The Annual Rare Disease Desert Symposium was held at the Icagen Tucson Innovation Center beginning February 26, 2018. Attendees from Genea Biocells were interested to learn more about Icagen, tour its drug development and screening facilities, and meet with key staff members. The conference hosted speakers focused on a wide range of rare disease-related topics and included emphases on disease modeling, drug development, clinical trial design, and patient advocacy. The symposium’s excellent scientific research imparted remarkable hope because, as Icagen’s Senior Vice President Ken Wertman remarked, “As is the case with Rare Disease Research, when we’re guided by genetic insight, the probability that what we’re doing is on target is greatly enhanced, and the potential to have an impact on people is similarly enhanced.”

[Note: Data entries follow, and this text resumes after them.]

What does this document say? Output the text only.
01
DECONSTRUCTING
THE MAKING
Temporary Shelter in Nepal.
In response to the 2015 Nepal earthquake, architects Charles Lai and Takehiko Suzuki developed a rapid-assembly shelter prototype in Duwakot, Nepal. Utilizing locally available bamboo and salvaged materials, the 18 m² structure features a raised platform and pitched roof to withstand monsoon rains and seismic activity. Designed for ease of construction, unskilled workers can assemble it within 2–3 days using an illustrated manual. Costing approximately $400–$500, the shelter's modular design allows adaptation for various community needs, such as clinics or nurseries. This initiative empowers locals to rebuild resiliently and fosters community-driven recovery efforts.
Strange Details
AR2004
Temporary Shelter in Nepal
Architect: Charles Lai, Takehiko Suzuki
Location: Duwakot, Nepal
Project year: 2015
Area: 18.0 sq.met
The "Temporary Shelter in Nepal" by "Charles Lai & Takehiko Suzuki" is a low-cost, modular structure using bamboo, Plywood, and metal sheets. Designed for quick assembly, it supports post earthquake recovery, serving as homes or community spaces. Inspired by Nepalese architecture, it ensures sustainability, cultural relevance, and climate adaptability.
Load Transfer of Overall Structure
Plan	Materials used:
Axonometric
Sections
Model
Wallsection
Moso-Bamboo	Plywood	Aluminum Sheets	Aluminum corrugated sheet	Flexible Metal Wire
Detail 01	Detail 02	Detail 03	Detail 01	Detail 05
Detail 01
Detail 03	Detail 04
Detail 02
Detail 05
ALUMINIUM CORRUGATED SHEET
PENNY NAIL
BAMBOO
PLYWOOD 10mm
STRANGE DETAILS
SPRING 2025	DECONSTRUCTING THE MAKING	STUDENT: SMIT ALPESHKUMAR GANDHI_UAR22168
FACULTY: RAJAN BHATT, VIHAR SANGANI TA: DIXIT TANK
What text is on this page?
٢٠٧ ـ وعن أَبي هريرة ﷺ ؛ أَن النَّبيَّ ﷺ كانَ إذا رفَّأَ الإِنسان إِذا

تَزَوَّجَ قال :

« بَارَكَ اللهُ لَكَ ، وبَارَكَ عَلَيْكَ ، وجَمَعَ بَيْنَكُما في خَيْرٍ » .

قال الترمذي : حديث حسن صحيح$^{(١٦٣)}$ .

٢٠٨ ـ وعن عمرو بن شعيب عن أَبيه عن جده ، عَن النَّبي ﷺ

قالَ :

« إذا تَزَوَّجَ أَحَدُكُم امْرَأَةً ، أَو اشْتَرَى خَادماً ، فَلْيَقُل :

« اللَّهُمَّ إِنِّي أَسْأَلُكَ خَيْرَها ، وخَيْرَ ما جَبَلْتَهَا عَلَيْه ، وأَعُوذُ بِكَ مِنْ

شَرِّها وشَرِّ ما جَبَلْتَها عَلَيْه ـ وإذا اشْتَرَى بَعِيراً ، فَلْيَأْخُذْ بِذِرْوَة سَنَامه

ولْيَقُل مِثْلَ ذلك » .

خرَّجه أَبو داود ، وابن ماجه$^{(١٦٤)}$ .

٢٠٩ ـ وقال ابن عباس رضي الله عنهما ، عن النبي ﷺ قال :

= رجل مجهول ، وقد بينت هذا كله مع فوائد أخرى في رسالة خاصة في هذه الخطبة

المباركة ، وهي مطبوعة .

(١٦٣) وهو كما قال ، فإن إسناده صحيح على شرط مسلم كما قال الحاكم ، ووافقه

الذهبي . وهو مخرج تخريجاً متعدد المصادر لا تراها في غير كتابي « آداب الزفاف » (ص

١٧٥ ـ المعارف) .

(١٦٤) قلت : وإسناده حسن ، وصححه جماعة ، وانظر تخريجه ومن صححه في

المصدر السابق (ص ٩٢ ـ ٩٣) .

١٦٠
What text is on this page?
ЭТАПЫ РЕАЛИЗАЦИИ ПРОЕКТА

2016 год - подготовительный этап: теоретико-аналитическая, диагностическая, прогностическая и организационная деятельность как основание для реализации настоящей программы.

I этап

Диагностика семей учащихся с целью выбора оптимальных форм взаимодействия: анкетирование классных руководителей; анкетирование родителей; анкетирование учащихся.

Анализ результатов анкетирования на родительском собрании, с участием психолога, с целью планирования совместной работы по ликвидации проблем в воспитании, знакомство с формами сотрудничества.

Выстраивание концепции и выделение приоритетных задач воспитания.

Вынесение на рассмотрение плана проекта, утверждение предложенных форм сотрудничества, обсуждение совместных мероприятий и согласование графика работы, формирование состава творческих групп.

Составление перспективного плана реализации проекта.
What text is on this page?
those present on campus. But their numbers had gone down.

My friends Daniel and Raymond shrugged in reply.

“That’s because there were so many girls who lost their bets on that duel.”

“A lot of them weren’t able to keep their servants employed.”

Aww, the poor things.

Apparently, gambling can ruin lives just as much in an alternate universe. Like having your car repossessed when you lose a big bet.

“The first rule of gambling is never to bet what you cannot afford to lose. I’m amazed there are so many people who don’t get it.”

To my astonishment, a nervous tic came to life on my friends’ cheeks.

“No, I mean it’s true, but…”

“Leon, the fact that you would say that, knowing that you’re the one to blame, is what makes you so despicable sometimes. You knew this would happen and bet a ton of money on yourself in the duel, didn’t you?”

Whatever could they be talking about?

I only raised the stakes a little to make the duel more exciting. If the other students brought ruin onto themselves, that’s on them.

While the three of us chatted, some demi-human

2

In line with Genea Biocells’ focus on therapeutics development for rare muscle disorders using pluripotent stem cells, of special interest to our staff were talks related to stem cell-derived models of diseases including ALS (Rita Sattler, Barrow Neurological Institute), pediatric epilepsy (Evangelos Kiskinis, Northwestern University), frontotemporal dementia (Justin Ichida, USC), and Duchenne’s Muscular Dystrophy (Rita Perlingeiro, University of Minnesota) . Talks on the pathophysiology of and treatment strategies for muscle diseases were also especially informative for our scientists. They learned, for instance, about genetic modifiers of disease identified in muscular dystrophy-affected dogs (Lou Kunkel, Harvard), 3-D modeling of the DUX4 protein to identify drug targets for FSHD (Michael Kyba, University of Minnesota), how mutations in proteins involved in nuclear structural support cause Emery-Dreifuss MD (Sue Shackleton, University of Leicester), drugs that inhibit the production of toxic RNA in Myotonic Dystrophy mouse models (Andy Berglund, University of Florida), and many other exciting findings.
In addition to the scientific research presented at the meeting, our staff appreciated the emphasis that Icagen and attendees placed on the importance of rare disease patients’ involvement in the development of successful therapies. As Immunogen CEO Richard Gregory put it, “Patients have a fundamental role in all aspects of drug discovery.” This point was emphasized by Icagen’s donation of half of all conference registration fees to patient advocacy groups. Attendees also heard from Emily Kamer-Golinkoff’s about her inspiring experience as Co-Founder of Emily’s Entourage, a patient advocacy organization focused on finding a treatment for her and the 70,000 others suffering from Cystic Fibrosis. Overall, the conference was fascinating, informative, and focused on research like that at Genea, aimed at improving the lives of those affected by rare disease.